Fig. 4.

In vitro glioma tropism and oncovirolytic properties of selected and non-selected human NSC

(a) oHB1.F3 NSC transfected with PDPN or treated with transfection reagent (sham) were subsequently infected with 200 MOI of Ad-Delo3-RGD to induce oncovirolysis of glioma cells or left untreated (0 MOI; mock) for 2 h, followed by a 4 h migration period through 8 µm transwell membranes towards the conditioned medium from LNT-229 glioma cells. Migrated cells were harvested and counted. Number of migrated mock- or Ad-Delo3-RGD infected F3 NSC after 4h of migration was compared between PDPN-transfected vs. untransfected cells by two-tailed t-test (*p<0.05), n=3, each data point represents one biological replicate per group; MOI, multiplicity of infection; Error bars: SEM.

(b) Migrated NSC with and without PDPN overexpression were co-cultured with eGFP-labelled LNT-229 glioma cells. Representative microphotographs from co-cultures taken at the start (day 0), at day 5 and at day 7 of co-culture. Scale bars: 60 µm.

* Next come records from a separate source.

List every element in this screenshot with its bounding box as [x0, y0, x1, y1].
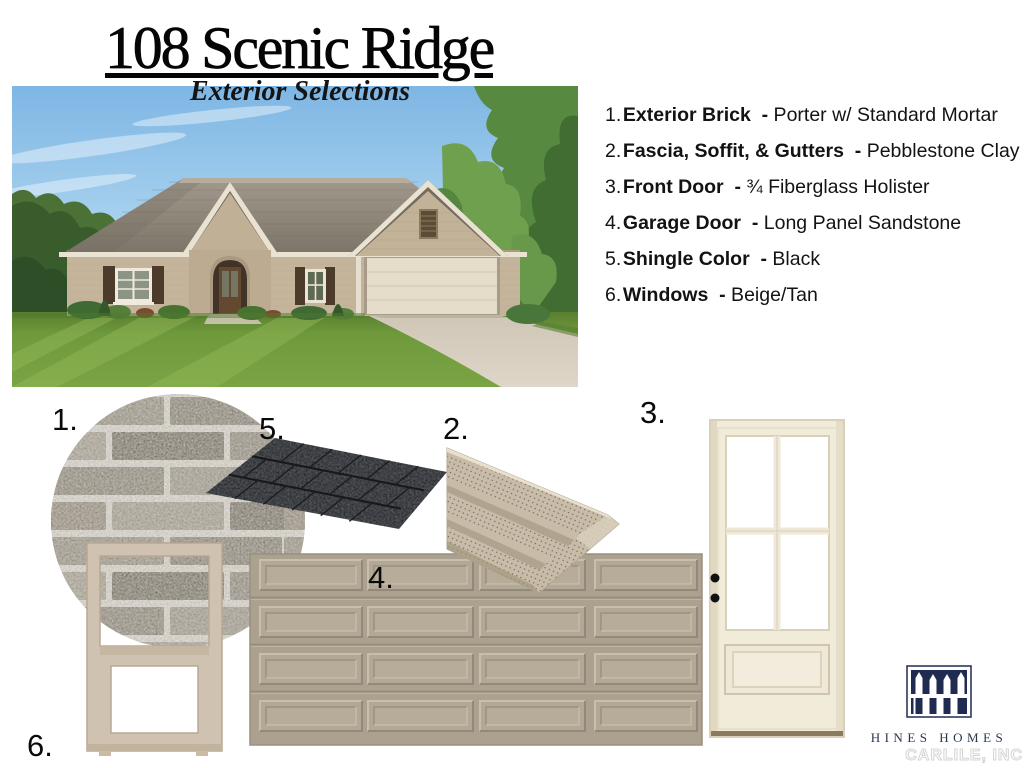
svg-text:2.: 2. — [443, 411, 469, 446]
svg-text:6.: 6. — [27, 728, 53, 763]
svg-text:1.: 1. — [52, 402, 78, 437]
svg-text:3.: 3. — [640, 395, 666, 430]
svg-text:CARLILE, INC: CARLILE, INC — [905, 747, 1023, 764]
svg-text:5.: 5. — [259, 411, 285, 446]
svg-text:HINES HOMES: HINES HOMES — [871, 730, 1008, 745]
svg-text:4.: 4. — [368, 560, 394, 595]
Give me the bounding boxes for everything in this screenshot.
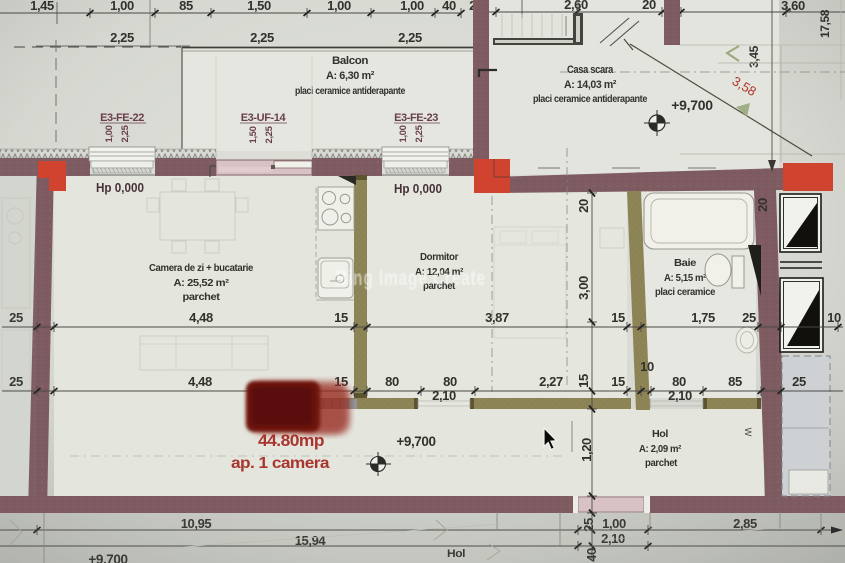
svg-text:15: 15 <box>334 310 348 325</box>
svg-text:2,25: 2,25 <box>414 124 425 142</box>
svg-text:Dormitor: Dormitor <box>420 251 458 263</box>
svg-text:1,45: 1,45 <box>30 0 54 13</box>
svg-text:1,00: 1,00 <box>398 125 409 142</box>
svg-text:w: w <box>742 427 756 437</box>
svg-text:ap. 1 camera: ap. 1 camera <box>231 455 330 472</box>
svg-text:44.80mp: 44.80mp <box>258 432 324 450</box>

(c) Growth of glioma cells in presence of migrated mock-NSC was quantified as described in methods. Cell density of glioma cells (normalized to the cell density at day 0) in the presence of mock-NSC with and without PDPN transfection was analysed by ANOVA and Bonferroni's multiple comparisons test (*p<0.05), n=3, each data point represents one biological replicate per group out of a single experiment; Error bars: SEM.

(d) Growth of glioma cells in the presence of migrated Ad-Delo3-RGD infected F3 NSC. Cell density of glioma cells at day 5 and day 7 is normalized to that of day 0. For comparison of sham- vs. PDPN-transfected NSC two-tailed t-test (*p<0.05) was used, n=3, each data point represents one biological replicate per group; MOI, multiplicity of infection; Error bars: SEM.